According to the obtained results through its findings, the ESLA algorithm outperformed the other single classifiers, achieving 90.13% classification accuracy, 92.61% sensitivity, and 91.24% specificity. However, by using an ensemble-based strategy, the suggested method was able to attain acceptable results. In addition, this work is compared with existing ensemble-based approaches, the comparison is shown in Table 4, and the graphical representation is shown in Figure 5. The time complexity for the random forest is 2 to 5 minutes, and XGBoost is 10 to 15 minutes. Though the stacked model needs more steps than the individual model, the time complexity of stacked models is 5 to 10 minutes. Since the stacked model is built upon the trained basic classifiers of random forest and XGBoost, the time complexity is less. But, it is not possible to confirm that this model alone yields better results for the prediction of disease in the medical data. This approach is one of such methods which are normally utilized for the classification and predictions. Different results were obtained through different perspectives by different authors where the implementations also vary. But, this approach takes classification methods and implements regression techniques to achieve high-level accuracy through prediction.

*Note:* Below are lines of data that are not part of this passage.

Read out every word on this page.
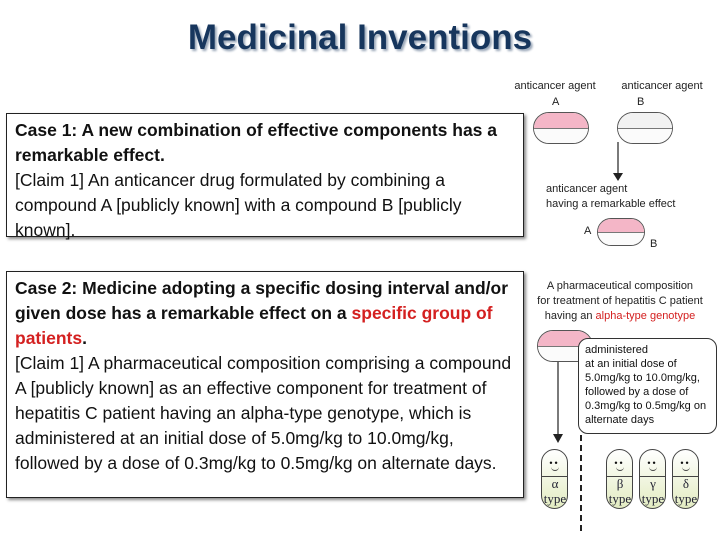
Medicinal Inventions
Case 1: A new combination of effective components has a remarkable effect.
[Claim 1] An anticancer drug formulated by combining a compound A [publicly known] with a compound B [publicly known].
Case 2: Medicine adopting a specific dosing interval and/or given dose has a remarkable effect on a specific group of patients.
[Claim 1] A pharmaceutical composition comprising a compound A [publicly known] as an effective component for treatment of hepatitis C patient having an alpha-type genotype, which is administered at an initial dose of 5.0mg/kg to 10.0mg/kg, followed by a dose of 0.3mg/kg to 0.5mg/kg on alternate days.
anticancer agent	anticancer agent
A	B
anticancer agent
having a remarkable effect
A
B
A pharmaceutical composition
for treatment of hepatitis C patient
having an alpha-type genotype
administered
at an initial dose of 5.0mg/kg to 10.0mg/kg, followed by a dose of 0.3mg/kg to 0.5mg/kg on alternate days
••
α
type
••
β
type
••
γ
type
••
δ
type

Figure 4 shows the accuracy of the training data set for the chosen stacked models, in which it is identified that the accuracy achieved 100% in XGBoost, Stackedmodel1, and Stackedmodel3. A minimum accuracy is obtained by the RF model.

To evaluate the performance, the proposed ensemble method is compared with other existing methods and shows that the proposed method is better implemented. Actually, results obtained from these methods via its execution at various times which are given in the tables and figures imply that the accuracy is very high for the proposed method ESLA. It is also noted from the tables and figures shown as results produced by this research work that a 90.13 percentage level of accuracy is obtained by the ESLA method, and other methods are less accurate than the ESLA method. From Table 4 and from Figure 5, it is observed that the results obtained by this experiment are very clear that the proposed method ESLA algorithms yield better results compared with all other existing methods via its performance through performance metrics.

5. Conclusions
Nowadays, medical data analysis has many approaches and uses a number of different methods for the diagnostics of diseases. Most of the approaches available in today’s world have used multiple methods. One such method proposed in this research work uses the prediction and classification of Parkinson’s disease from the publicly available data set. Voice-based parameters alone were taken for the prediction of disease. While voice-based Parkinson’s disease categorization has been proven to be effective, current approaches do not have the capacity to evaluate speech samples, which is essential for enhancing Parkinson’s disease classification effectively. Due to the difficulty of medical diagnosis and the prevalence of Parkinson’s disease, it is critical to propose a simple and affordable solution for its accurate and fast identification. Comparing the voice frequency characteristic of persons under controlled settings is an efficient technique to diagnose Parkinson’s disease. This research work utilized a novel approach ensemble stacking learning algorithm (ESLA), a classifier for the identification of Parkinson’s disease. The obtained results compared with the existing ensembles such as RF, XGBoost, logistic regression, AB, and MLP. Different approaches give different types of results, each of which produces many kinds of outcomes. In this work, the proposed method ESLA yields the best results when compared to existing methods via its obtained accuracy and from the other metrics. The same method may be extended to identify other diseases and also to use the other existing methods in the future.
Data Availability
The data taken for this work are from the publicly available data set.
Conflicts of Interest
The authors declare that they have no conflicts of interest.